Петрищев стыдливо сунул под табурет авоську с рыбой. Дни стояли по-летнему жаркие, и, пока он добирался до города, рыба не то чтобы испортилась, но пустила крепкий душок. Конечно, такой мамзели-фриказели не предложишь на ушицу. Если уж человеку раз не повезло, так не повезет во всем.
Судьиха показала Петрищеву разные бумаги: акты о задержании и какие-то судейские заключения. На основании этих бумаг, сообщила судьиха, его будут судить за браконьерство. Петрищев выслушал ее спокойно, спорить не стал: разве баба понимает в рыбалке и местных промысловых обычаях? Он только предупредил, чтоб в дневное время суда не устраивали, он работает на сдельщине и не намерен терять деньги, он и так довольно пострадал.
– Пусть суд как хочет решает, а чтоб мотор мне вернуть! – строго сказал Петрищев, еще раз вспомнив, что эта молодая женщина обязана и ему своим высоким постом.

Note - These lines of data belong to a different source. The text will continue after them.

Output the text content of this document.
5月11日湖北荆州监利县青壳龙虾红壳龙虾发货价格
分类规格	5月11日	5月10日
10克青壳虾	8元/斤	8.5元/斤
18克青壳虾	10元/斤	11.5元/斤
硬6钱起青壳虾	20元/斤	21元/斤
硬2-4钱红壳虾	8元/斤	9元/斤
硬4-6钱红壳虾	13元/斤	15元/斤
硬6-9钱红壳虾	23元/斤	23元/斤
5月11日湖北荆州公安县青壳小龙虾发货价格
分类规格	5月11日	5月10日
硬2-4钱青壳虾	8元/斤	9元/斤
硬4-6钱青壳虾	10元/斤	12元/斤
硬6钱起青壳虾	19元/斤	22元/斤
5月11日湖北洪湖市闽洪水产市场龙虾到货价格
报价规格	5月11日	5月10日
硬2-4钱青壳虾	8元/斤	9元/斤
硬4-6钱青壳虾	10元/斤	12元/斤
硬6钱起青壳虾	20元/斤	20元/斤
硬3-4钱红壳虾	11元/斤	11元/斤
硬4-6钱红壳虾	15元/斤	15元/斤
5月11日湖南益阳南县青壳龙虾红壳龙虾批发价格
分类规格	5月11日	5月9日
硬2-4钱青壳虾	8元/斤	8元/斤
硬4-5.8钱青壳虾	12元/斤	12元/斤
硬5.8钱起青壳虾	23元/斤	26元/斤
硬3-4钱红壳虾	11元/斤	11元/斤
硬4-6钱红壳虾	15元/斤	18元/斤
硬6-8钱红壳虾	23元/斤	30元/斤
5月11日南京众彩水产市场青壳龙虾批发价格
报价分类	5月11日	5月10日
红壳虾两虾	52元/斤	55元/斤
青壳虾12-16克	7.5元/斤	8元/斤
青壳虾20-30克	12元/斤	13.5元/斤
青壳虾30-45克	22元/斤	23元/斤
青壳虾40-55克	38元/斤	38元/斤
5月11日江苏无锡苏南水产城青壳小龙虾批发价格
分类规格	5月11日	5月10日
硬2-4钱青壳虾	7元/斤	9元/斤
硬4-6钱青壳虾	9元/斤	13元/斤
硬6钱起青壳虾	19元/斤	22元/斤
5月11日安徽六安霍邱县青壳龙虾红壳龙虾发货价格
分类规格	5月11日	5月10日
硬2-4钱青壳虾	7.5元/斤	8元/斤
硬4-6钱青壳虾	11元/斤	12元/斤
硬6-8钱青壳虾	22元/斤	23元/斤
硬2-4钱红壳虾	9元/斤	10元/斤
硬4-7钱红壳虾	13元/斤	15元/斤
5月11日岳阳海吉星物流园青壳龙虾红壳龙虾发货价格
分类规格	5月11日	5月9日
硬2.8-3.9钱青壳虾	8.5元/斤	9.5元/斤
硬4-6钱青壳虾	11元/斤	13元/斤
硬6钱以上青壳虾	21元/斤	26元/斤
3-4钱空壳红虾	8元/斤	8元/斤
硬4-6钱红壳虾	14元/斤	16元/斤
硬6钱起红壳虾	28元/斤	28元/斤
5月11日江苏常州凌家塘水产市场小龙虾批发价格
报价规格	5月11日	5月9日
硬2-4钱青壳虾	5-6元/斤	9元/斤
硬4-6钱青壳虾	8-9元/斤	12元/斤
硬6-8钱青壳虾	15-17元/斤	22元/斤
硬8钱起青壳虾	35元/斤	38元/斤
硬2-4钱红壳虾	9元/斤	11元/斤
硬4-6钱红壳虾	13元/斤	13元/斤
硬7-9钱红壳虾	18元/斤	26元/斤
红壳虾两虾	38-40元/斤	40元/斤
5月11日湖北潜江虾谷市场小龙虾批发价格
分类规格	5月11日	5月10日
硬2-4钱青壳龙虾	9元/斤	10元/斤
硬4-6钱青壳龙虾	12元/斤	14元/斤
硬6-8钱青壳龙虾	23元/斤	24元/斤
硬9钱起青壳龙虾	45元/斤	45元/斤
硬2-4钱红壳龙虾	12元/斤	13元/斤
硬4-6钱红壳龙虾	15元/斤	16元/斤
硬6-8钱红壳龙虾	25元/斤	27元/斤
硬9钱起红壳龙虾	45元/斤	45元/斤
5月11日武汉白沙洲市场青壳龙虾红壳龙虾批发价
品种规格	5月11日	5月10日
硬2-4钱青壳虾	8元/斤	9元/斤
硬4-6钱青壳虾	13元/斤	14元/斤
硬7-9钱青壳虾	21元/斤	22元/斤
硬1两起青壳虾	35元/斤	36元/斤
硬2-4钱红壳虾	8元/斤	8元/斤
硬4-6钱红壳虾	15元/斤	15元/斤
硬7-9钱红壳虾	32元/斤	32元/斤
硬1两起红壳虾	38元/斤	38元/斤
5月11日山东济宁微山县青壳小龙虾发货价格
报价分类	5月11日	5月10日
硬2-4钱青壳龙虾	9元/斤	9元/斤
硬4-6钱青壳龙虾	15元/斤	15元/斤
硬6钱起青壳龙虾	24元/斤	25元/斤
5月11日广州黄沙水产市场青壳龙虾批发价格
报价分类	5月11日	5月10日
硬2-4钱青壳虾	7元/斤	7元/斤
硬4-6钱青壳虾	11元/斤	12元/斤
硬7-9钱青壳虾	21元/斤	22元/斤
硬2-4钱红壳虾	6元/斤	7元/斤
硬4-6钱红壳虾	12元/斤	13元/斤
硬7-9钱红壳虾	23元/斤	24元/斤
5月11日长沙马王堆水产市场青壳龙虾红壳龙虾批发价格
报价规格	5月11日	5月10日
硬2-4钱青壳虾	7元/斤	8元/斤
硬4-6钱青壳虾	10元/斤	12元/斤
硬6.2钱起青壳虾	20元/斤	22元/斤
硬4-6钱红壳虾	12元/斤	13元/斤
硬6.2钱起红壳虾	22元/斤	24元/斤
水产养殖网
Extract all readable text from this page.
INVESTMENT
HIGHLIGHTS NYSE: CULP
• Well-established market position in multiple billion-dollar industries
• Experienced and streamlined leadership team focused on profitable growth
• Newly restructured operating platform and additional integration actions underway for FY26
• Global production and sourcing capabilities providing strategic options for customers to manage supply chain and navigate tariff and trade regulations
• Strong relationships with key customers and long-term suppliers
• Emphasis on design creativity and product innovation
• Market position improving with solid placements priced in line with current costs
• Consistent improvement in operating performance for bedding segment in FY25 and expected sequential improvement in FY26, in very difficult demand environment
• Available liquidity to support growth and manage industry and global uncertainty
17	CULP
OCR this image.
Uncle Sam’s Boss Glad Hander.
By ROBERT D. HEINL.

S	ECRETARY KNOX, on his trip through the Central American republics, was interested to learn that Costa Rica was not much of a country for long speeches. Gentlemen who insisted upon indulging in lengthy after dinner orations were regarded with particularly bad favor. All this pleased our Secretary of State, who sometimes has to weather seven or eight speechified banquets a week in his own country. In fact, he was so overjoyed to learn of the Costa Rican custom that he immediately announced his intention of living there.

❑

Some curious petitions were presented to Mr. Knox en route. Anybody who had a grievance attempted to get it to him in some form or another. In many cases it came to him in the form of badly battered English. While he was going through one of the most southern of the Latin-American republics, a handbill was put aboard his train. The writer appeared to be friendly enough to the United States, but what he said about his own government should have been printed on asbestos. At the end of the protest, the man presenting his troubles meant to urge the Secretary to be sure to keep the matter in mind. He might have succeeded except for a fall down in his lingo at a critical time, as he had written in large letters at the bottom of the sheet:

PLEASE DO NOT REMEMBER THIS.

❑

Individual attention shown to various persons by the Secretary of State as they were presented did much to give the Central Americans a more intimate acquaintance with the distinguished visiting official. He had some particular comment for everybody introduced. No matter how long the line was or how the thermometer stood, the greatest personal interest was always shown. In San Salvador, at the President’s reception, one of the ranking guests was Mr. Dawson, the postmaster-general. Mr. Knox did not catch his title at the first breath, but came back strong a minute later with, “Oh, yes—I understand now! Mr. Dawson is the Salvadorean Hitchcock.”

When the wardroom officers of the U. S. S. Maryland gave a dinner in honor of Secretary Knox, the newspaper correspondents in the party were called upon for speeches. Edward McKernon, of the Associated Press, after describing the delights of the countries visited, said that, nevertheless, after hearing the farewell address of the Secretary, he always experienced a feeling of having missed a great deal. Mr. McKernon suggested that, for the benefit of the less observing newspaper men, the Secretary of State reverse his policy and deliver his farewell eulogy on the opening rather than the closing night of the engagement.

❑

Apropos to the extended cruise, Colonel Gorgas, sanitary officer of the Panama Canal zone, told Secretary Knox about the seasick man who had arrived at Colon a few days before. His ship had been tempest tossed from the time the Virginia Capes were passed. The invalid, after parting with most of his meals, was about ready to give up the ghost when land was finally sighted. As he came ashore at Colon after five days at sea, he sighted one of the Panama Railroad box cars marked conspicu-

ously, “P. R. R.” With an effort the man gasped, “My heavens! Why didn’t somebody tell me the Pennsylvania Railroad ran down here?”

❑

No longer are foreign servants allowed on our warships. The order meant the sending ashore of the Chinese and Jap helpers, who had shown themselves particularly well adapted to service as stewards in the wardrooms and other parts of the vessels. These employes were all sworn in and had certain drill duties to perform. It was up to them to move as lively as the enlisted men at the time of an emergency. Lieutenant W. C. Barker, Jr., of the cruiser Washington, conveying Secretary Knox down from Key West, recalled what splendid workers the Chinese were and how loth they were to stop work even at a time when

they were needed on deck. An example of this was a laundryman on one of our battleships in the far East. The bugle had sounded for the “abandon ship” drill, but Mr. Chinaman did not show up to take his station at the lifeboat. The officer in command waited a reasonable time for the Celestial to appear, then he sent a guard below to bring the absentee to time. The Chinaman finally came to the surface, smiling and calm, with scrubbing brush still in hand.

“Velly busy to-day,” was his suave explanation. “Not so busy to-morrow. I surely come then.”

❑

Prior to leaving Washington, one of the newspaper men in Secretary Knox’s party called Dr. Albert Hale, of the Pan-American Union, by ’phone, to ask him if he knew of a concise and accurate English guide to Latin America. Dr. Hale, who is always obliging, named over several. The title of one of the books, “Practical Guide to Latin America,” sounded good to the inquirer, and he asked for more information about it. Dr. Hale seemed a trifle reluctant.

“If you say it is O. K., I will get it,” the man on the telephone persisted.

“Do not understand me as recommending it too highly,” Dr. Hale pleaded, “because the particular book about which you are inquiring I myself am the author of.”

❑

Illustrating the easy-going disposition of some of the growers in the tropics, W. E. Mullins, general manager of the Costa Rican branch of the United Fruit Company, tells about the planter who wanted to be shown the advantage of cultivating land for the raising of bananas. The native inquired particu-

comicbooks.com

Судьиха как-то странно поглядела на Петрищева, ее тонкие губы словно бы чуть вспухли.
– Вам полагается защитник. Посоветуйтесь с ним, хорошенько посоветуйтесь, – сказала она почти ласково.
Защитник попался Петрищеву бестолковый. Даром, что с лысиной и в очках, но без всякого понятия. Он ни черта не смыслил в рыбалке, острогу называл «трезубцем», хотя у нее восемь зубьев, лодку – «челноком», подъемник – «неводом». Он наговорил Петрищеву ворох страстей: ему чуть ли не тюрьма грозит за то, что он багрил рыбу. Петрищев усмехнулся, слушая адвокатскую чушь. Если за такое сажать, тогда полрайона в тюрьме окажется.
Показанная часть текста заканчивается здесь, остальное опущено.